So ... if you have any question? »

 Inside La Générale Nord Est

[student] « Is people, artists being concerned about social or political issues a criteria for you to select them? »

[ef] « Eh, it's very difficult because of course we will never eh we will never consider really eh, eh a political project which would be oriented towards eh the right extremist or... but, so we have some shared values about social issues and so on, but, but that's about all, that's it. Inside those values there is a space for lots and lots of discussions. You cannot imagine how it is complicated! And I, there is absolutely no political line, absolutely not. So very clearly the people who are organising this current festival, they, as you can check by the aesthetics of all, they are like, I mentioned 'Occupy Wallstreet' or this kind of people. And eh, but it's just for this festival and eh we eh it's really interesting that this place is also associated with eh gender issues and eh racial issues and in France maybe you heard that there are a huge diversity among the feminist community and also anti-racist communities and we are, we have been inviting many of them, there is, I think we have a good view of the whole spectrum of eh, so you can check in the history of eh what happened here, but there is no clear political line, that is not clear at all. But eh we also expect people to be eh interested in ecology and eh not using too much electricity and eh having kind of eh it's eh we try to avoid a consumer eh we try to be eh different from eh the usual species of consumer society. But eh, but actually it's very, very difficult to have a coherent thinking. I don't eh it's really clear for most of us that we are filled with contradictions. That's obvious. But it's an interesting situation. We... it creates a lot of discussion, arguments... »

[student] « How long are usually the residencies, for filmmakers, for example? »

[ef] « A short movie or a video clip, it can be very quick. Two or three days. Sometimes it van be longer, but a film making residency is usually short. »

[student] « What kind of studio spaces are you guys offering to film makers? »

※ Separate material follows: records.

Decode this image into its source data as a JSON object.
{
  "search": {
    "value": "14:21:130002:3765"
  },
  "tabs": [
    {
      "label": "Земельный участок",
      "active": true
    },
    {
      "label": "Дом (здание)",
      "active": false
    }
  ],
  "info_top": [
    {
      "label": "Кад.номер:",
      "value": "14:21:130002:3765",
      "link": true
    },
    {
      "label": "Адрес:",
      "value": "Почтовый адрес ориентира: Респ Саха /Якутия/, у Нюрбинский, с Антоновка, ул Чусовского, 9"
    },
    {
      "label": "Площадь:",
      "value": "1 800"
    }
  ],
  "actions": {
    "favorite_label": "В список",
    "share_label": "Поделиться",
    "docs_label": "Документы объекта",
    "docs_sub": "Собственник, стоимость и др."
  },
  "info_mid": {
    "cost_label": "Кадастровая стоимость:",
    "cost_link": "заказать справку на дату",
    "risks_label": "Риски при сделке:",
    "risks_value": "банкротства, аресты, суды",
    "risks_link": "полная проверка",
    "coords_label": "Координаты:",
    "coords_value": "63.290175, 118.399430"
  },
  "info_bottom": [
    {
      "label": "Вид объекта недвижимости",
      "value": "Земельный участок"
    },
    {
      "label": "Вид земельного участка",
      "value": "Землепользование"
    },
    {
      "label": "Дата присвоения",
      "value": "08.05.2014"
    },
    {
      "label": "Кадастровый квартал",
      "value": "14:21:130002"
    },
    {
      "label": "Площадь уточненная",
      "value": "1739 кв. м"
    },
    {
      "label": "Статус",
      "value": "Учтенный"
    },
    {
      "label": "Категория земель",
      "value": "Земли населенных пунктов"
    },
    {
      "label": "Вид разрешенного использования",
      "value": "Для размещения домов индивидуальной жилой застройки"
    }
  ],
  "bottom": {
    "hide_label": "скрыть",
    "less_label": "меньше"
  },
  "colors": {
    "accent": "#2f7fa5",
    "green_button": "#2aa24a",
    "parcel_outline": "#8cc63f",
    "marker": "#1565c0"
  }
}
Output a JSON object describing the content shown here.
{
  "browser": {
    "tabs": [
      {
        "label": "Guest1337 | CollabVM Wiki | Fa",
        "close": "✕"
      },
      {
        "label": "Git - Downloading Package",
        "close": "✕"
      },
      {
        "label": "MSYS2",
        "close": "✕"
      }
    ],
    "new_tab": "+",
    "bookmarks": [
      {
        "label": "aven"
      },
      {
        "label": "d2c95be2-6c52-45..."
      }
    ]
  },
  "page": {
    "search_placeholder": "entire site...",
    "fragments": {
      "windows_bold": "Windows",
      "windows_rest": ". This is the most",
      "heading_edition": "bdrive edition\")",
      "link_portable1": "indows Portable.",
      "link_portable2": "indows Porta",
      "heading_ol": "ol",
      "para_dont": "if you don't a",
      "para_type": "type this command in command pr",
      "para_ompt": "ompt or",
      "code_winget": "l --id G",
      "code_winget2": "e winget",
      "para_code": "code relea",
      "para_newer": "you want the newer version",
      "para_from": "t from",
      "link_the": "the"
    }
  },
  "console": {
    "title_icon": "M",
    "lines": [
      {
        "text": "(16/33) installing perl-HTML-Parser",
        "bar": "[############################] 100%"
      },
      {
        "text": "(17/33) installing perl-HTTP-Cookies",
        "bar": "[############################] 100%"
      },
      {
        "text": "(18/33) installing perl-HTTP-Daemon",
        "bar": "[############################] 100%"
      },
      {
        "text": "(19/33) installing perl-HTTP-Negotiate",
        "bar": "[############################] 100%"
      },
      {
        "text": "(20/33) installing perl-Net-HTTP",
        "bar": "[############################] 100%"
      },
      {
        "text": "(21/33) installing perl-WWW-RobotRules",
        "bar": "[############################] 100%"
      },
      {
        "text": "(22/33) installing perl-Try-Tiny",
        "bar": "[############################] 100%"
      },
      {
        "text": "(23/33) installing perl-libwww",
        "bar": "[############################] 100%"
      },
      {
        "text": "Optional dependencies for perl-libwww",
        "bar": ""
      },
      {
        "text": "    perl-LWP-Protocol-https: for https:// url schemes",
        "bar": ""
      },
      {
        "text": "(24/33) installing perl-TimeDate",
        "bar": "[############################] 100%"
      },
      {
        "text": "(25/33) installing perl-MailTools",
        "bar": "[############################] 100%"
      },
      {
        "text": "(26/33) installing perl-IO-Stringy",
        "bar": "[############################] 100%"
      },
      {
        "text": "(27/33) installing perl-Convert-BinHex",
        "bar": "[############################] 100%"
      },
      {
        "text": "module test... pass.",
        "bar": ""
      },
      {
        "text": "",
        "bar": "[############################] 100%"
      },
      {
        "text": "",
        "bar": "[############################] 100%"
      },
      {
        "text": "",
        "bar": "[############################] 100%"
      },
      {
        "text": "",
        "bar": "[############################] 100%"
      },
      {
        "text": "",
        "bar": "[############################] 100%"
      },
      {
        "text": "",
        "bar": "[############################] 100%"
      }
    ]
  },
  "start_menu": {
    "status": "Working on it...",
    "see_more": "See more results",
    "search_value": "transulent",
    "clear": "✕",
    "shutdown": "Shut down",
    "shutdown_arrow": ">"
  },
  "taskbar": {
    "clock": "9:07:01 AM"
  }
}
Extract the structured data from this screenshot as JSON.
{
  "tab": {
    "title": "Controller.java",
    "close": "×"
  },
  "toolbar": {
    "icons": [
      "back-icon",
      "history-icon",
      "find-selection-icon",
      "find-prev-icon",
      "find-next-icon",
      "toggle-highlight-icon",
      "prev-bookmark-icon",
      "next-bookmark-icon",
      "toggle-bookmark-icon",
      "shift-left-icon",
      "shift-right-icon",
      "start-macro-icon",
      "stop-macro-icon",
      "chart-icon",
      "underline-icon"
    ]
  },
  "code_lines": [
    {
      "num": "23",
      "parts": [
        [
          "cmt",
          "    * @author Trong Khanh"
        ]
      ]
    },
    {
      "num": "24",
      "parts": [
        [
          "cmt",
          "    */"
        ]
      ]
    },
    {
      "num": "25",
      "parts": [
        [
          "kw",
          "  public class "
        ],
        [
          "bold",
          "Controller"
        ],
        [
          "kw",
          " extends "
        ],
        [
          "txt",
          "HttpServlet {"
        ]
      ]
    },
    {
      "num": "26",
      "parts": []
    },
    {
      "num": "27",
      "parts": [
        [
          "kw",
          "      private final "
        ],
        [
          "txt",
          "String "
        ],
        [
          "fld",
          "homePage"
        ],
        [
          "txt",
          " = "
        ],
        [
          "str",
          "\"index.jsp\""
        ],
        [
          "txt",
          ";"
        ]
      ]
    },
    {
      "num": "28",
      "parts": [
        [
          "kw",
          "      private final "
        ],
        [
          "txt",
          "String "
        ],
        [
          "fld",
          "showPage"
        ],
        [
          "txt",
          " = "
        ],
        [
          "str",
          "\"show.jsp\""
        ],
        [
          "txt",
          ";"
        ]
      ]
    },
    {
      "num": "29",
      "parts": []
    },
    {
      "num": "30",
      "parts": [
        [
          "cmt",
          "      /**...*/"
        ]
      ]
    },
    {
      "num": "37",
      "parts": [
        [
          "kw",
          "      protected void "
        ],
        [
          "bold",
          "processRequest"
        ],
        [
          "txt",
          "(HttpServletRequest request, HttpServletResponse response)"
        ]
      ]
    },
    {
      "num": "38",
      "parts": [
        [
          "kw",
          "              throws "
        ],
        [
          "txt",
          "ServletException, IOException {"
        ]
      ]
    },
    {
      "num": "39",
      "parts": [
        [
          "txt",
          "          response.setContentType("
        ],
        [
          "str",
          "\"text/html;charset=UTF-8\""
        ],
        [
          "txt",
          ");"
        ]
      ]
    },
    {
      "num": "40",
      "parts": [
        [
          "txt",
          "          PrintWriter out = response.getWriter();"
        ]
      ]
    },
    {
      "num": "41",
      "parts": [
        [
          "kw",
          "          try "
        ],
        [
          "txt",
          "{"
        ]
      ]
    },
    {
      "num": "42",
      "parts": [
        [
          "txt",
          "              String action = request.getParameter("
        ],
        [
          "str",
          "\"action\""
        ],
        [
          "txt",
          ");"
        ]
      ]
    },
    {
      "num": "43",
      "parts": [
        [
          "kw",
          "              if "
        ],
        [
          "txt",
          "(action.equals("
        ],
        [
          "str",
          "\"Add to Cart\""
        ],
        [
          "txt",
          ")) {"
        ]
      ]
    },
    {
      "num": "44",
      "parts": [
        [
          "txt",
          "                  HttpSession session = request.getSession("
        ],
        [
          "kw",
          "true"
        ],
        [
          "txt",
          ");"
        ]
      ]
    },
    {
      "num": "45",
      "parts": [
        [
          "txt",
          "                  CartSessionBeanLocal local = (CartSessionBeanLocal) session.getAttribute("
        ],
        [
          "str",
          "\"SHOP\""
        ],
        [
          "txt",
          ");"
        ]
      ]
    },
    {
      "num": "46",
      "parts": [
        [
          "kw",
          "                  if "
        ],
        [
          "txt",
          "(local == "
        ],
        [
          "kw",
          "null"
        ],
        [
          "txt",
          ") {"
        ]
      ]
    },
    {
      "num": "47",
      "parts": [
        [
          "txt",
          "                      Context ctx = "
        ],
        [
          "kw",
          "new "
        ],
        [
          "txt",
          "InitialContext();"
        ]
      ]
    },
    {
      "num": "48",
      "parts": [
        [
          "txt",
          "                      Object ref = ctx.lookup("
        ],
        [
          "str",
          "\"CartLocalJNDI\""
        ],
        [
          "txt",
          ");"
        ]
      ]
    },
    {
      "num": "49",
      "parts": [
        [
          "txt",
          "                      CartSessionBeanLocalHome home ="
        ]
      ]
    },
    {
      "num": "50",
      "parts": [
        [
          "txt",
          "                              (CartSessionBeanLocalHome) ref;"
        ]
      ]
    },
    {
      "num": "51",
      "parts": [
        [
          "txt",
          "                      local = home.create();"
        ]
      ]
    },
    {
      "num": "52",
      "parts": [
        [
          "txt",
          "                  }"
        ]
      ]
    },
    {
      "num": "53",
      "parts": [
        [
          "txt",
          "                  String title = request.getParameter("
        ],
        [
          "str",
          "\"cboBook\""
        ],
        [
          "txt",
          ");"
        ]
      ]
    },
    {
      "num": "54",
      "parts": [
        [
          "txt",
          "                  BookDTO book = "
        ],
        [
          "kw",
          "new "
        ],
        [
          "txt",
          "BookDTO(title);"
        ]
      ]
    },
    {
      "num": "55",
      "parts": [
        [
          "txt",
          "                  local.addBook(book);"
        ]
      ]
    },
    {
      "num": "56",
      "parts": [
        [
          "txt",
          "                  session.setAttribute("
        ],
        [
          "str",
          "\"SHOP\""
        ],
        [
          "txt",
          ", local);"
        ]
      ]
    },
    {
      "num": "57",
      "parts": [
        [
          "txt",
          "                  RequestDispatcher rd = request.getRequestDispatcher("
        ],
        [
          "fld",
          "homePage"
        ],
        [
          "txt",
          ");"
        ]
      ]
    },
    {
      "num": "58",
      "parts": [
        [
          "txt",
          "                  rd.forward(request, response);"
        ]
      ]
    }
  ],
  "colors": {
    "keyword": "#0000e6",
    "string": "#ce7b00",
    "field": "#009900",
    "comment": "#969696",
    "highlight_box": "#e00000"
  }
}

[ef] « What kind of what? »

[hs] « There are no studio spaces. »

[ef] « It's for people who want to use the space as it is. Most of the people they want to shoot upstairs and eh they... if shooting, if shooting is eh more for like shooting a concert or shooting a conference, the main space is often used to shoot a fake concert for example, they, it looks like a concert hall, and they eh, in many movies they will need to make a concert inside a building and then they can use the space to organise, with a fake audience. We have done this several times. »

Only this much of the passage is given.